Der Oberste Gerichtshof hat als Revisionsgericht durch den Senatspräsidenten des Obersten Gerichtshofes Dr. Schubert als Vorsitzenden und durch die Hofräte des Obersten Gerichtshofes Dr. Hofmann, Dr. Schlosser, Dr. Graf und Dr. Schiemer als weitere Richter in der Rechtssache der klagenden Partei Ö***** gemeinnützige Gesellschaft mbH, ***** vertreten durch Dr. Wolf-Dieter Arnold, Rechtsanwalt in Wien, wider die beklagte Partei Republik Österreich, vertreten durch die Finanzprokuratur in Wien, wegen 483.755,49 S sA, infolge ao. Revision der klagenden Partei gegen das Urteil des Oberlandesgerichtes Wien als Berufungsgerichtes vom 12.Juni 1990, GZ 14 R 283/89-10, womit infolge Berufung der klagenden Partei das Urteil des Landesgerichtes für Zivilrechtssachen Wien vom 6.Oktober 1989, GZ 52b Cg 1034/89-6, bestätigt wurde, in nichtöffentlicher Sitzung zu Recht erkannt:

Spruch

Der ao. Revision wird nicht Folge gegeben.

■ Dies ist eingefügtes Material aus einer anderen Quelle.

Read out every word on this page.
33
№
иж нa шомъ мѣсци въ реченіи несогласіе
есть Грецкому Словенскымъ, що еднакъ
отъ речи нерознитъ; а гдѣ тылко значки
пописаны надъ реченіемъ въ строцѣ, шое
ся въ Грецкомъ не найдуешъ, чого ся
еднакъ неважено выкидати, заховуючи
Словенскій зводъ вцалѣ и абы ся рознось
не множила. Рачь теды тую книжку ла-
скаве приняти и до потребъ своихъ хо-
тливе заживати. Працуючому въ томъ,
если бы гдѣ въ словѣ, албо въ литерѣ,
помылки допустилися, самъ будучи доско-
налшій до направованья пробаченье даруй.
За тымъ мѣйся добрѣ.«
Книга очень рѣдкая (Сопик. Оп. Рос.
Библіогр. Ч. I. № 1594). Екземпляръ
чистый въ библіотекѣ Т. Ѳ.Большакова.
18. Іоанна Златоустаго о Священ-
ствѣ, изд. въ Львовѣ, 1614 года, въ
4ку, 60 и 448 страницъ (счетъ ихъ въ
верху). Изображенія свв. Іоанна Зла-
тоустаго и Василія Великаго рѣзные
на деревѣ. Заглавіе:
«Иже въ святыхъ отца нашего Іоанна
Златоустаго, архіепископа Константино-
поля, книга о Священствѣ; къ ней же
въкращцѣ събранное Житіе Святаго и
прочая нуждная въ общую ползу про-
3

Die klagende Partei ist schuldig, der beklagten Partei die mit 15.891 S bestimmten Kosten des Revisionsverfahrens binnen 14 Tagen zu ersetzen.

Text

Entscheidungsgründe:

Die klagende Partei beantragte am 26.Februar 1987 beim Finanzamt ***** gemäß § 240 Abs 3 BAO die Rückerstattung der in den Jahren 1984 bis 1986 entrichteten Zinsertragssteuer (ZESt) im Gesamtbetrag von 472.775,49 S. Diesen Antrag wies das Finanzamt mit Bescheid vom 16.März 1987, zugestellt an die klagende Partei am 17.März 1987, ab. Die von der klagenden Partei dagegen am 20. März 1987 erstattete und am 24.März 1987 bei der Abgabenbehörde erster Instanz eingelangte Berufungsschrift wurde mit Vorlagebericht am 6.April 1987 der Finanzlandesdirektion ***** als Berufungsbehörde vorgelegt und von dieser mit Bescheid vom 3.März 1988 als unbegründet abgewiesen. Die Berufungsentscheidung wurde der klagenden Partei am 7.März 1988 zugestellt. Mittlerweile hatte der Verfassungsgerichtshof (VfGH) das Verfahren zur Prüfung der Verfassungsmäßigkeit von Abschnitt XIV des Bundesgesetzes über die Einführung einer Zinsertragssteuer, BGBl 1983/587, von Abschnitt X des Bundesgesetzes BGBl 1984/531 und von Abschnitt I des Bundesgesetzes BGBl 1986/327 gemäß Art 140 Abs 1 B-VG eingeleitet und die öffentliche mündliche Verhandlung für den 8.März 1988,

10.30 Uhr, anberaumt; dieser Termin wurde im Amtsblatt zur Wiener Zeitung vom 13.Februar 1988 bekannt gemacht. Der Verfassungsgerichtshof hob mit Erkenntnis vom 17.März 1988, Zl G 7-36/88-14, 66,67/88-12, ua alle diese die ZESt betreffenden, oben angeführten Normen als verfassungswidrig auf (kundgemacht mit BGBl 1988/247). Noch am 9.März 1988 hatte die klagende Partei die zu B 640/88 protokollierte Beschwerde beim Verfassungsgerichtshof eingebracht. Der Verfassungsgerichtshof lehnte mit Bescheid vom 14.Oktober 1988 die Behandlung dieser Beschwerde gemäß Art 144 Abs 2 B-VG ab.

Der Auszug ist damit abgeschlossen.